Vehicles also meet more than safety standards. There are environmental regulations as well. Proving a single model meets all standards requires tracking thousands of pieces of information from many sources.

And that’s only for the regulations that exist today. More are coming, including standards for cybersecurity and vehicle and parts recycling. Automakers must keep up with ever-evolving standards to remain in compliance. Add in many car models across multiple countries, and you’re tracking millions of compliance documents.

Until recently, the only way to keep track of the supply chain was through databases and paper trails. Keeping up with compliance documentation was an onerous, time-consuming task. Automakers and suppliers had little visibility into the layers of component compliance. They also had no way to share this information across the supply chain to regulators or consumers.

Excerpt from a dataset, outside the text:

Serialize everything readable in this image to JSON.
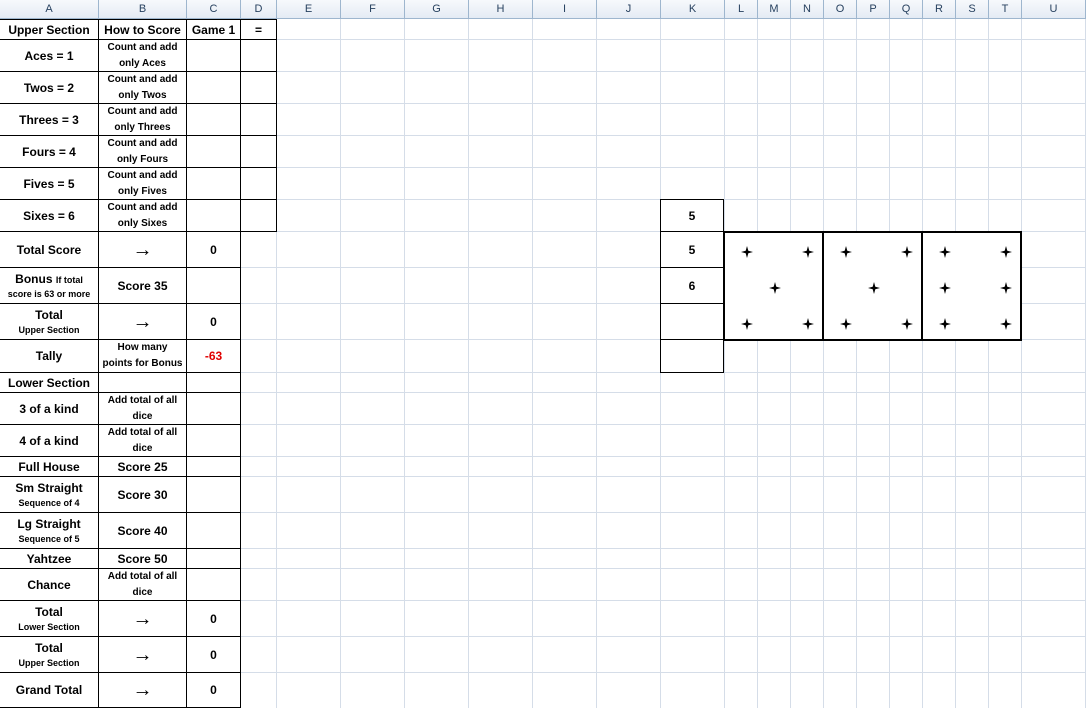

That all changed when Renault Group moved its supply chain documentation to blockchain — and invited the rest of the auto industry to join in. Blockchain first appeared in finance, whilst respecting the ownership of the data items, the blockchain allows real-time networked transactions that are secure since there is no risk of falsification.

Shifting Into Gear

Over the past few years, Renault has invested heavily in its digital transformation. One specific focus has been made on blockchain technology. Supply chains are an excellent use case for this technology, and the vast supply chain ecosystem of auto manufacturing is no different.

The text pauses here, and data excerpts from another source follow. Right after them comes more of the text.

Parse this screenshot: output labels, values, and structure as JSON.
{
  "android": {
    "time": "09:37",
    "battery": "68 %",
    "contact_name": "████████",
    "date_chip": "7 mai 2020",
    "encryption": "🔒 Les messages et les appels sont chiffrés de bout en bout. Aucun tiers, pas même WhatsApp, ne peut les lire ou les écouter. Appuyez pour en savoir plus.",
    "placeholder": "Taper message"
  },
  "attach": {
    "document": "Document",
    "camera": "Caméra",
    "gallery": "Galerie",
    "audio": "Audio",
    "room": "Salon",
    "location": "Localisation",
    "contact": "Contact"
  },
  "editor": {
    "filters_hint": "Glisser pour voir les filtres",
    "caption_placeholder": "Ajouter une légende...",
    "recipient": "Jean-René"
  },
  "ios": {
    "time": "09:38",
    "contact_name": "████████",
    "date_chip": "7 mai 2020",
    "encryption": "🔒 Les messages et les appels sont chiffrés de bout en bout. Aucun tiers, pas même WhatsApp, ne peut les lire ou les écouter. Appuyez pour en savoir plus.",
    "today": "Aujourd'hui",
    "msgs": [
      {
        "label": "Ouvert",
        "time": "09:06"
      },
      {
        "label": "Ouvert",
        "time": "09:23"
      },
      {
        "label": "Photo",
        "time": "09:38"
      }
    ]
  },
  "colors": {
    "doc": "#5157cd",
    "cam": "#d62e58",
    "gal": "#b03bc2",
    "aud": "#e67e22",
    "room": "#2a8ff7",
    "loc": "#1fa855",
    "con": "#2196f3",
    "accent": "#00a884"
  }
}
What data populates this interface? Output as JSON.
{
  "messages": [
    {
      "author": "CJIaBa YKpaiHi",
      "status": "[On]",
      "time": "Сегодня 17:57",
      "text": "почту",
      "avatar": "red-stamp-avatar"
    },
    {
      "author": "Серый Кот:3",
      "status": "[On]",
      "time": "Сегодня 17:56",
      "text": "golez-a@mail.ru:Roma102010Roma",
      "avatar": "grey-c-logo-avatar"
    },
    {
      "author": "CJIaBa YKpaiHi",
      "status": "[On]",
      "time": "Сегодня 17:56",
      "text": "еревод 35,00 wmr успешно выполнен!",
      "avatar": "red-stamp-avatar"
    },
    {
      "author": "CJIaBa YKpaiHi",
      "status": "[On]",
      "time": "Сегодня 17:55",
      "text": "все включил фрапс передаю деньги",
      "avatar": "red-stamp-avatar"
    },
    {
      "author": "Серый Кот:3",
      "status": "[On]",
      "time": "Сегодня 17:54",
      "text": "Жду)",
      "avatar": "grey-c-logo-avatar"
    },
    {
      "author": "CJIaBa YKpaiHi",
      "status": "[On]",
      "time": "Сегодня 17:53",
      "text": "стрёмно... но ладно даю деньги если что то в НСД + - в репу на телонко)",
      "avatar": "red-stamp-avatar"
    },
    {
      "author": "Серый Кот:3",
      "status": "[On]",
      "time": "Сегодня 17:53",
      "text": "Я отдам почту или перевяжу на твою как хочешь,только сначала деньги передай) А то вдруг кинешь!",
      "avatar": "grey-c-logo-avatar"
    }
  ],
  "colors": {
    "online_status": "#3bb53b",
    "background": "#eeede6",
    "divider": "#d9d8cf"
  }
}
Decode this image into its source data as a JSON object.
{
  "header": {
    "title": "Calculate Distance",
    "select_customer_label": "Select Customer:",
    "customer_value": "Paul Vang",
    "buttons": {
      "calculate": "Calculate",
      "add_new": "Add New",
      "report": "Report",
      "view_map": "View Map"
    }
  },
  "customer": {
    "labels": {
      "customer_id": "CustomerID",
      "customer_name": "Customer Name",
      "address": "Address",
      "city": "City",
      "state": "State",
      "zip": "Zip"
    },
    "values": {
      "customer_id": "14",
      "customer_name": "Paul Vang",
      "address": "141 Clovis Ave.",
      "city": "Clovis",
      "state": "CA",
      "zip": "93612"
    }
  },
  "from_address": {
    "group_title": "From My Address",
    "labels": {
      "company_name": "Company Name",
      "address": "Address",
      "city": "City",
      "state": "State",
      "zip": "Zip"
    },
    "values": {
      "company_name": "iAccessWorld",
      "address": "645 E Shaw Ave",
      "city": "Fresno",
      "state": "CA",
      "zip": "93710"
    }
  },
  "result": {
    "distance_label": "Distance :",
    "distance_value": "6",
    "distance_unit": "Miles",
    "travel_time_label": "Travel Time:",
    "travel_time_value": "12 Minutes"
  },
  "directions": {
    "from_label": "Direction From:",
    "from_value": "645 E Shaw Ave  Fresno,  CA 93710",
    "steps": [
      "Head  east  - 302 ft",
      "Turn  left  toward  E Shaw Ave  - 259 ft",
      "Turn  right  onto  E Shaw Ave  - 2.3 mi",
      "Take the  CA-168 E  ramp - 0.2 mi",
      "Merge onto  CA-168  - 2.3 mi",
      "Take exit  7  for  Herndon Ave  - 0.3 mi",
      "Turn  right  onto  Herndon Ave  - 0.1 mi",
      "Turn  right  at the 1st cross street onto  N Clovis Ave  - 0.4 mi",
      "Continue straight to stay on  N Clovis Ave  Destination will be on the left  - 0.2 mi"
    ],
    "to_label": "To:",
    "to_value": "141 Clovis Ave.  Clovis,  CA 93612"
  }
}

In 2018, Odile Panciatici, Vice President of Blockchain Projects at Renault, saw new European regulations on the horizon. These stricter regulations would come with shorter response timeframes. She knew using blockchain to manage the supply chain could provide real-time certification of compliance to partners, customers and regulators. “Instead of spending time trading files, emails, calls, we have real-time exchanges, we have transparency, and we have increased reactivity, all of which benefit our customers” comments Panciatic.

The distributed ledger technology makes it possible to share and track information across various users. Permissions control access and visibility, so each party maintains confidentiality of its data. And users and transactions are verified and preserved by the blockchain. This creates a network of trust between participants, even if they don’t know one another.

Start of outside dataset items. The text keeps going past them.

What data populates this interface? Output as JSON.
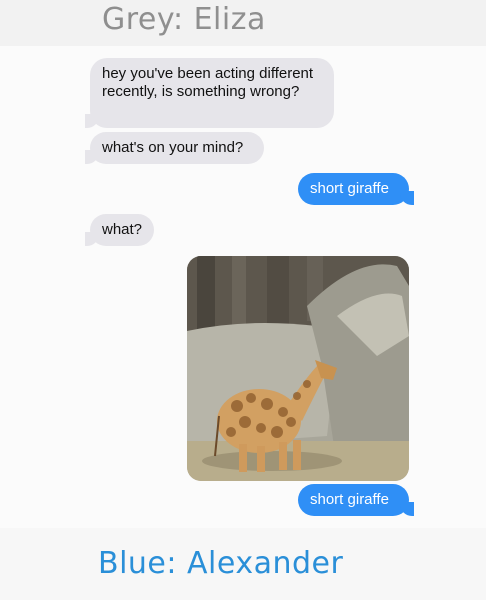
{
  "labels": {
    "top": "Grey: Eliza",
    "bottom": "Blue: Alexander"
  },
  "messages": [
    {
      "sender": "Eliza",
      "side": "left",
      "text": "hey you've been acting different recently, is something wrong?"
    },
    {
      "sender": "Eliza",
      "side": "left",
      "text": "what's on your mind?"
    },
    {
      "sender": "Alexander",
      "side": "right",
      "text": "short giraffe"
    },
    {
      "sender": "Eliza",
      "side": "left",
      "text": "what?"
    },
    {
      "sender": "Alexander",
      "side": "right",
      "type": "image",
      "icon": "short-giraffe-photo"
    },
    {
      "sender": "Alexander",
      "side": "right",
      "text": "short giraffe"
    }
  ],
  "colors": {
    "incoming_bubble": "#e6e5ea",
    "outgoing_bubble": "#2f8ff6",
    "top_label": "#8f8f8f",
    "bottom_label": "#2a8fd8"
  }
}
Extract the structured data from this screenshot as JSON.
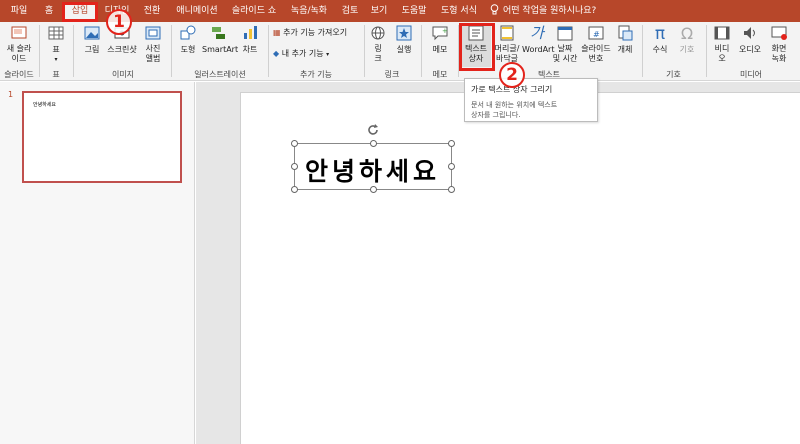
{
  "tabs": [
    {
      "label": "파일",
      "active": false
    },
    {
      "label": "홈",
      "active": false
    },
    {
      "label": "삽입",
      "active": true
    },
    {
      "label": "디자인",
      "active": false
    },
    {
      "label": "전환",
      "active": false
    },
    {
      "label": "애니메이션",
      "active": false
    },
    {
      "label": "슬라이드 쇼",
      "active": false
    },
    {
      "label": "녹음/녹화",
      "active": false
    },
    {
      "label": "검토",
      "active": false
    },
    {
      "label": "보기",
      "active": false
    },
    {
      "label": "도움말",
      "active": false
    },
    {
      "label": "도형 서식",
      "active": false
    }
  ],
  "tell_me": "어떤 작업을 원하시나요?",
  "ribbon": {
    "new_slide": "새 슬라\n이드",
    "table": "표",
    "pictures": "그림",
    "screenshot": "스크린샷",
    "photo_album": "사진\n앨범",
    "shapes": "도형",
    "smartart": "SmartArt",
    "chart": "차트",
    "get_addins": "추가 기능 가져오기",
    "my_addins": "내 추가 기능",
    "link": "링\n크",
    "action": "실행",
    "comment": "메모",
    "textbox": "텍스트\n상자",
    "header_footer": "머리글/\n바닥글",
    "wordart": "WordArt",
    "date_time": "날짜\n및 시간",
    "slide_number": "슬라이드\n번호",
    "object": "개체",
    "equation": "수식",
    "symbol": "기호",
    "video": "비디\n오",
    "audio": "오디오",
    "screen_recording": "화면\n녹화",
    "groups": {
      "slides": "슬라이드",
      "tables": "표",
      "images": "이미지",
      "illustrations": "일러스트레이션",
      "addins": "추가 기능",
      "links": "링크",
      "comments": "메모",
      "text": "텍스트",
      "symbols": "기호",
      "media": "미디어"
    }
  },
  "tooltip": {
    "title": "가로 텍스트 상자 그리기",
    "description": "문서 내 원하는 위치에 텍스트\n상자를 그립니다."
  },
  "slides_panel": {
    "slide_number": "1",
    "thumbnail_text": "안녕하세요"
  },
  "slide": {
    "textbox_text": "안녕하세요"
  },
  "annotations": {
    "marker1": "1",
    "marker2": "2"
  },
  "colors": {
    "accent": "#b7472a",
    "annotation": "#e3231b"
  }
}
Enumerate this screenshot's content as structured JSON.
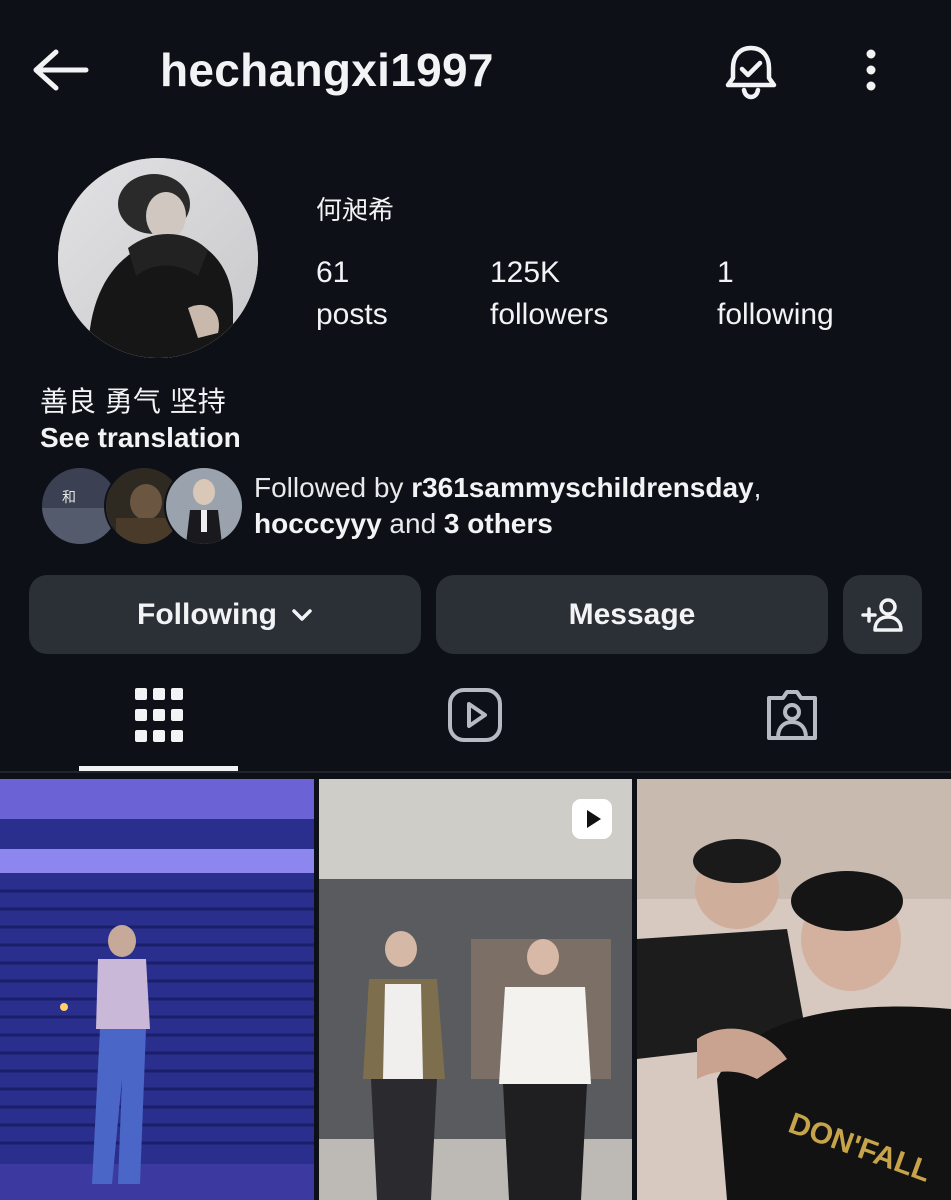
{
  "header": {
    "username": "hechangxi1997",
    "back_icon": "arrow-left-icon",
    "bell_icon": "bell-check-icon",
    "more_icon": "more-vertical-icon"
  },
  "profile": {
    "display_name": "何昶希",
    "stats": {
      "posts_count": "61",
      "posts_label": "posts",
      "followers_count": "125K",
      "followers_label": "followers",
      "following_count": "1",
      "following_label": "following"
    },
    "bio": "善良 勇气 坚持",
    "see_translation": "See translation",
    "followed_by": {
      "prefix": "Followed by ",
      "user1": "r361sammyschildrensday",
      "sep": ",",
      "user2": "hocccyyy",
      "and": " and ",
      "others": "3 others"
    }
  },
  "actions": {
    "following_label": "Following",
    "message_label": "Message",
    "add_user_icon": "add-person-icon"
  },
  "tabs": [
    {
      "name": "posts-grid",
      "icon": "grid-icon",
      "selected": true
    },
    {
      "name": "reels",
      "icon": "play-square-icon",
      "selected": false
    },
    {
      "name": "tagged",
      "icon": "person-tag-icon",
      "selected": false
    }
  ],
  "colors": {
    "background": "#0d1016",
    "button_bg": "#2b2f36",
    "text": "#f2f3f5"
  }
}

It also speeds up information sharing and creates greater efficiencies. Efficiencies that Panciatici wanted to share throughout the automotive industry — even among competitors. “That’s the point of blockchain projects,” says Panciatici. “The value is not for one entity. The value is for each member of the ecosystem.”

Panciatici contacted IBM, which has a long-standing relationship with Renault. After a design session with Renault and other industry participants, IBM developed a solution using its IBM Blockchain and Hyperledger Fabric. That solution became the basis of the eXtended Compliance End-to-End Distributed (XCEED) blockchain project. XCEED certifies compliance of all vehicle components, from design through production, to aftersales. Renault tested the project at its Douai plant. XCEED archived over one million documents at 500 transactions per second.

After the pilot project proved its value, Renault and its partners selected IBM Blockchain Services as their technology partner to roll out the XCEED solution. As of mid 2021, Renault, Faurecia, Simoldes, Knauf Industries and Coskunoz had launched the project.

With XCEED, suppliers and automakers share compliance information across a trusted network. The sharing is automated and accurate. Participants no longer spend time processing compliance paperwork, allowing them to focus on other tasks. Data discrepancies, which used to take hours of research to resolve, are essentially eliminated now.

“Instead of spending time in linear exchanges — trading files, emails, calls — we have a direct common tool that everybody shares,” says Panciatici. “We have real-time exchanges, we have transparency, and we have increased reactivity, all of which benefit our customers.”

Customers have authentication that their car meets environmental and safety regulations. And regulators have transparent, up-to-date, accurate data on compliance.